Melissa relayed a story from the news to me at lunch the other day:

A SUV was stolen from the driveway of a couple. And as an extra bonus the thief managed away with the couple’s 10-mth old strapped in the back seat … along with the couples’ cell phone. (They had just stepped back inside to grab their other child.)
Horrified the parents reported the situation and the police contacted the cell phone company for a trace of the GPS signal from the phone. The phone company refused stating it was against company policy. An Amber Alert was issued and the vehicle was found about a mile away by a by-stander who noticed the young child in the back.
The cell phone company, Sprint-Nextel, stated that it was a miscommunication. That there are procedures in place (which typically takes about 15 minutes) for just such circumstances. This time it took 2.5 hours … without any results or cooperation from Sprint. Though such cooperation has worked in the past
Read more: All Headline New or KTLA

We understand the protection or privacy concerns … but how do you feel about this situation? Personally, I think someone is looking for a new job today.
Update: The Amber Alert was not the cause of the vehicles discovery, just a measure of how far the process had gone.

5 thoughts on “Of privacy and cooperation

  1. I think you’re likely right. There’s the PR-face of the company, and then there’s reality. Personally I am amazed how quickly the Amber Alert found the vehicle. I’m not sure Canada has anything like it.
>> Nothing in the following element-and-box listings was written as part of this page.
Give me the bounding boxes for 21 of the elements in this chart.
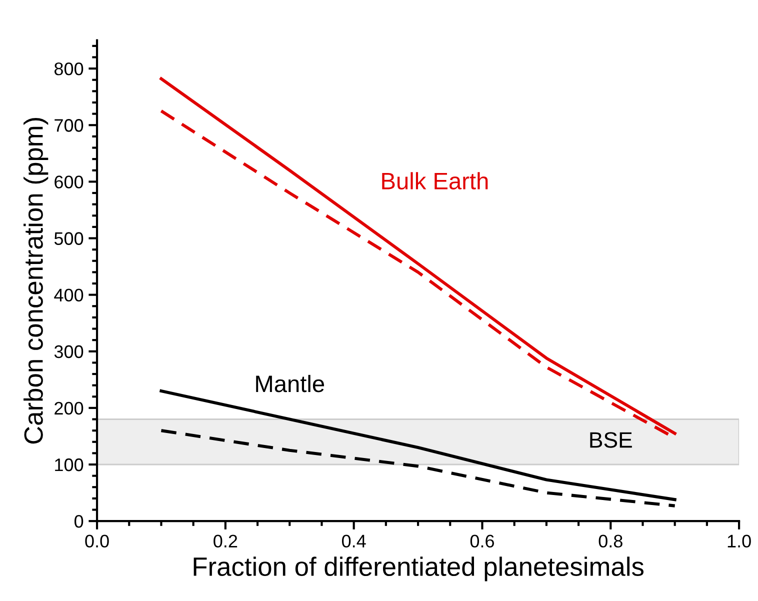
x-tick-label: 0.4 [342, 534, 366, 548]
line-series [160, 429, 676, 508]
x-axis-title: Fraction of differentiated planetesimals [194, 556, 644, 582]
y-tick-label: 0 [74, 515, 84, 528]
x-tick-label: 0.0 [85, 534, 109, 548]
band-label: BSE [590, 432, 632, 448]
series-label: Bulk Earth [382, 172, 488, 190]
y-tick-label: 400 [54, 288, 84, 302]
y-tick-label: 300 [54, 345, 84, 358]
x-tick-label: 0.8 [598, 534, 622, 548]
y-tick-label: 600 [54, 176, 84, 188]
x-tick-label: 0.2 [214, 534, 238, 548]
y-tick-label: 800 [54, 62, 84, 76]
y-tick-label: 100 [55, 458, 84, 472]
y-tick-label: 500 [54, 232, 84, 245]
x-tick-label: 0.6 [470, 534, 494, 548]
x-tick-label: 1.0 [728, 534, 751, 548]
y-axis-title: Carbon concentration (ppm) [24, 118, 48, 444]
series-label: Mantle [256, 374, 324, 392]
y-tick-label: 200 [54, 402, 84, 415]
y-tick-label: 700 [54, 119, 84, 132]
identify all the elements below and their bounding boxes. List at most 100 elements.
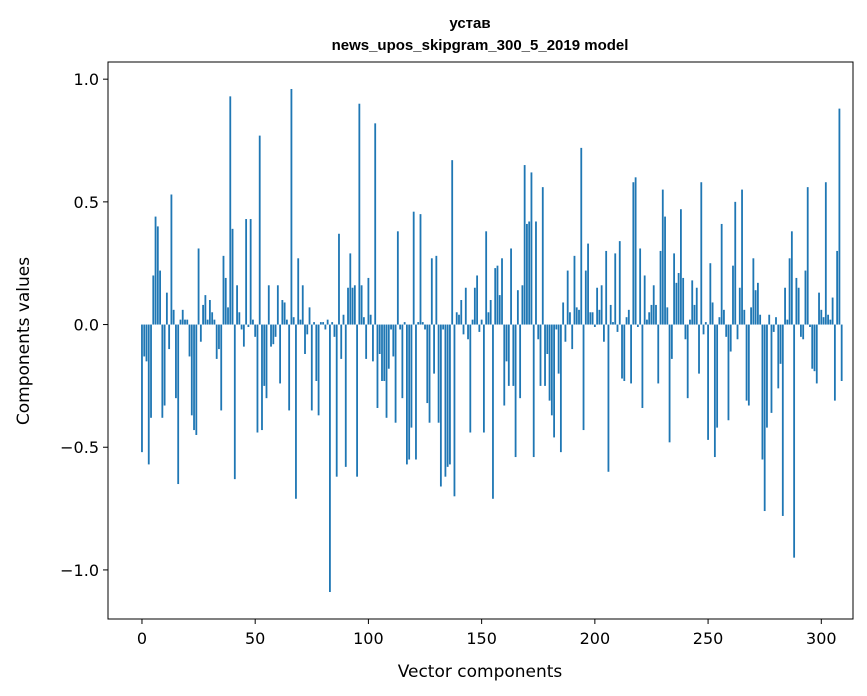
bar (208, 300, 211, 325)
bar (272, 324, 275, 345)
bar (766, 324, 768, 428)
bar (437, 324, 440, 423)
bar (818, 292, 820, 325)
bar (396, 231, 399, 325)
bar (736, 324, 739, 340)
bar (804, 270, 807, 325)
bar (433, 324, 435, 374)
bar (578, 309, 580, 325)
bar (462, 324, 465, 335)
bar (381, 324, 383, 381)
bar (775, 317, 777, 325)
bar (213, 319, 216, 325)
bar (573, 255, 576, 325)
bar (802, 324, 805, 340)
bar (263, 324, 266, 386)
bar (532, 324, 535, 458)
bar (265, 324, 268, 399)
bar (729, 324, 732, 352)
bar (657, 324, 660, 384)
bar (537, 324, 540, 340)
bar (666, 307, 669, 325)
bar (655, 304, 657, 325)
bar (163, 324, 166, 406)
bar (763, 324, 766, 512)
bar (211, 312, 214, 325)
bar (417, 322, 420, 325)
x-tick-label: 100 (353, 629, 384, 648)
bar (281, 300, 284, 325)
bar (317, 324, 320, 416)
bar (331, 322, 334, 325)
bar (476, 275, 479, 325)
bar (308, 307, 311, 325)
x-tick-label: 300 (806, 629, 837, 648)
bar (279, 324, 281, 384)
y-tick-label: −1.0 (60, 561, 99, 580)
bar (478, 324, 481, 332)
bar (471, 319, 474, 325)
bar (781, 324, 784, 516)
bar (680, 209, 682, 325)
bar (528, 221, 531, 325)
bar (444, 324, 447, 477)
bar (258, 135, 261, 325)
bar (424, 324, 426, 330)
bar (779, 324, 782, 364)
bar (673, 253, 676, 325)
bar (693, 304, 696, 325)
bar (170, 194, 173, 325)
bar (335, 324, 338, 477)
bar (342, 314, 345, 325)
bar (415, 324, 417, 460)
x-tick-label: 0 (137, 629, 147, 648)
bar (790, 231, 793, 325)
bar (833, 324, 836, 401)
bar (428, 324, 431, 423)
bar (553, 324, 555, 438)
bar (374, 123, 377, 325)
bar (313, 322, 315, 325)
bar (353, 285, 356, 325)
bar (482, 324, 485, 433)
bar (410, 324, 413, 428)
bar (609, 304, 612, 325)
bar (362, 317, 365, 325)
bar (652, 285, 655, 325)
bar (224, 277, 227, 325)
bar (587, 243, 589, 325)
bar (512, 324, 515, 386)
bar (378, 324, 381, 354)
bar (815, 324, 818, 384)
bar (168, 324, 171, 350)
bar (204, 295, 207, 325)
bar (464, 287, 467, 325)
bars-group (141, 88, 843, 593)
bar (797, 287, 800, 325)
bar (800, 324, 802, 337)
bar (702, 324, 705, 335)
bar (233, 324, 236, 480)
bar (743, 309, 746, 325)
bar (290, 88, 293, 325)
bar (195, 324, 198, 435)
plot-frame (107, 61, 854, 620)
bar (727, 324, 730, 421)
bar (720, 223, 723, 325)
bar (426, 324, 429, 404)
bar (159, 270, 161, 325)
bar (451, 160, 454, 325)
bar (227, 307, 229, 325)
bar (206, 319, 209, 325)
chart-title-line-2: news_upos_skipgram_300_5_2019 model (332, 37, 629, 54)
bar (184, 319, 186, 325)
bar (788, 258, 791, 325)
bar (618, 241, 621, 325)
bar (202, 304, 205, 325)
bar (621, 324, 623, 379)
bar (686, 324, 689, 399)
bar (582, 324, 585, 431)
bar (401, 324, 404, 399)
bar (267, 285, 270, 325)
bar (793, 324, 796, 558)
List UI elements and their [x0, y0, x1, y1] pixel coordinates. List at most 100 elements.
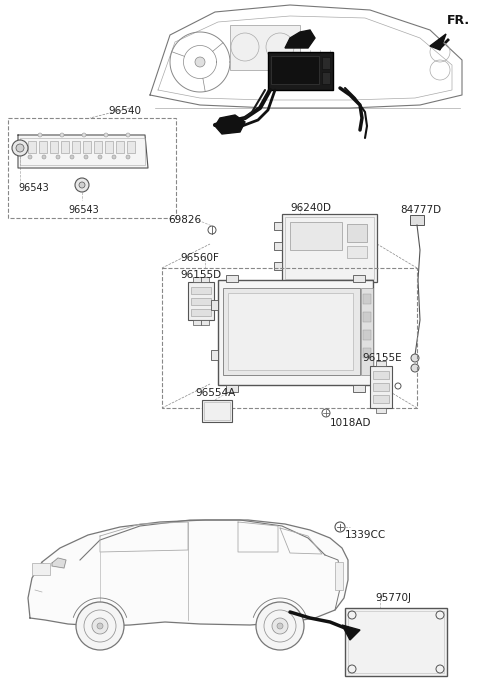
Bar	[50, 141, 58, 153]
Text: 96554A: 96554A	[195, 388, 235, 398]
Text: 96540: 96540	[108, 106, 141, 116]
Circle shape	[272, 618, 288, 634]
Text: 96240D: 96240D	[290, 203, 331, 213]
Bar	[348, 611, 444, 673]
Bar	[268, 52, 333, 90]
Bar	[352, 282, 362, 290]
Bar	[226, 275, 238, 282]
Circle shape	[126, 133, 130, 137]
Bar	[94, 141, 102, 153]
Bar	[204, 402, 230, 420]
Text: 96543: 96543	[18, 183, 49, 193]
Bar	[39, 141, 47, 153]
Bar	[127, 141, 135, 153]
Polygon shape	[52, 558, 66, 568]
Bar	[376, 408, 386, 413]
Bar	[188, 282, 214, 320]
Circle shape	[79, 182, 85, 188]
Bar	[83, 141, 91, 153]
Bar	[191, 309, 211, 316]
Circle shape	[92, 618, 108, 634]
Bar	[193, 320, 201, 325]
Polygon shape	[215, 115, 245, 134]
Bar	[347, 224, 367, 242]
Bar	[347, 246, 367, 258]
Bar	[292, 282, 302, 290]
Bar	[373, 371, 389, 379]
Text: 84777D: 84777D	[400, 205, 441, 215]
Bar	[191, 298, 211, 305]
Bar	[191, 287, 211, 294]
Text: 96155E: 96155E	[362, 353, 402, 363]
Bar	[312, 282, 322, 290]
Bar	[116, 141, 124, 153]
Text: 96543: 96543	[68, 205, 99, 215]
Circle shape	[411, 354, 419, 362]
Bar	[410, 215, 424, 225]
Circle shape	[12, 140, 28, 156]
Bar	[72, 141, 80, 153]
Text: 96560F: 96560F	[180, 253, 219, 263]
Circle shape	[126, 155, 130, 159]
Bar	[285, 217, 374, 279]
Bar	[361, 288, 373, 375]
Text: 69826: 69826	[168, 215, 201, 225]
Text: 1018AD: 1018AD	[330, 418, 372, 428]
Bar	[8, 118, 176, 218]
Bar	[223, 288, 360, 375]
Bar	[335, 562, 343, 590]
Bar	[271, 56, 319, 84]
Circle shape	[97, 623, 103, 629]
Bar	[211, 350, 218, 360]
Bar	[345, 608, 447, 676]
Bar	[353, 385, 365, 392]
Bar	[363, 312, 371, 322]
Circle shape	[256, 602, 304, 650]
Bar	[373, 383, 389, 391]
Text: FR.: FR.	[447, 14, 470, 27]
Bar	[322, 57, 330, 69]
Bar	[274, 262, 282, 270]
Circle shape	[70, 155, 74, 159]
Bar	[363, 348, 371, 358]
Circle shape	[84, 155, 88, 159]
Bar	[282, 214, 377, 282]
Bar	[201, 277, 209, 282]
Bar	[226, 385, 238, 392]
Bar	[193, 277, 201, 282]
Circle shape	[42, 155, 46, 159]
Text: 96155D: 96155D	[180, 270, 221, 280]
Circle shape	[28, 155, 32, 159]
Polygon shape	[342, 625, 360, 640]
Bar	[353, 275, 365, 282]
Bar	[290, 222, 342, 250]
Bar	[274, 222, 282, 230]
Circle shape	[104, 133, 108, 137]
Circle shape	[112, 155, 116, 159]
Bar	[218, 280, 373, 385]
Bar	[61, 141, 69, 153]
Bar	[322, 72, 330, 84]
Bar	[370, 366, 392, 408]
Circle shape	[98, 155, 102, 159]
Polygon shape	[18, 135, 148, 168]
Circle shape	[75, 178, 89, 192]
Circle shape	[60, 133, 64, 137]
Bar	[332, 282, 342, 290]
Bar	[274, 242, 282, 250]
Circle shape	[411, 364, 419, 372]
Bar	[376, 361, 386, 366]
Text: 1339CC: 1339CC	[345, 530, 386, 540]
Polygon shape	[430, 34, 446, 50]
Bar	[105, 141, 113, 153]
Bar	[201, 320, 209, 325]
Polygon shape	[28, 520, 348, 626]
Bar	[28, 141, 36, 153]
Circle shape	[76, 602, 124, 650]
Bar	[373, 395, 389, 403]
Bar	[363, 294, 371, 304]
Bar	[202, 400, 232, 422]
Circle shape	[16, 144, 24, 152]
Bar	[230, 25, 300, 70]
Bar	[162, 268, 417, 408]
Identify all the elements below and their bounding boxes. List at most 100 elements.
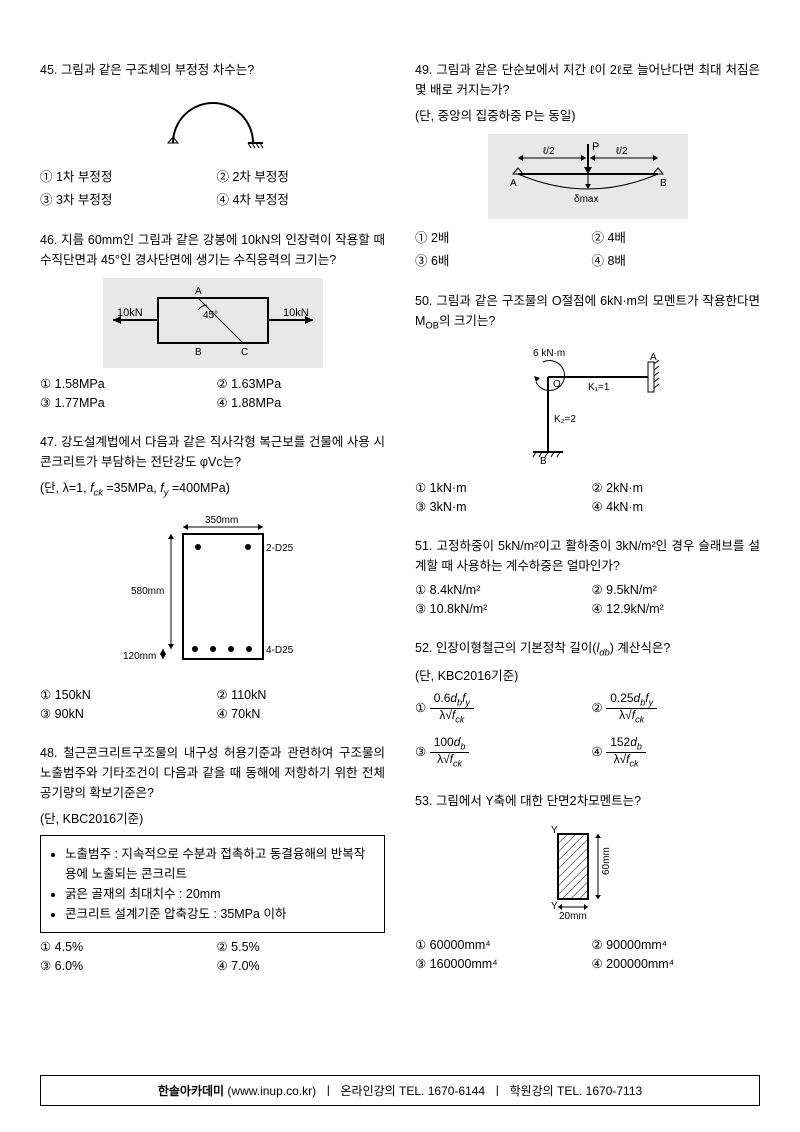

  2. I don’t think the Amber Alert was necessarily what “cause” the discovery … if I understand it right, a person just found the car – saw the baby and said “thats not right”! However, I imagine that the Amber Alert helped the police respond to the situation a little faster.
    The point really was that it had gone that far in procedure, the Sprint still was refusing to assist.

  3. The quote certainly makes it sound like the Amber Alert was instrumental.
    Ah, I see your point now — how on earth was it miscommunicated for 2.5 hours? Good question.

  4. I would certainly hope that not just anybody can call my cell phone company and get a GPS location on me (truth is that nobody cares where I am that badly except for that one psycho girl…). I am assuming that the person from Sprint could have asked certain privacy questions and determined that in fact they were speaking to the owner of the cell phone, in which case I don’t see why Sprint would have a problem with the owner of the phone calling for the location of their own property. Very interesting.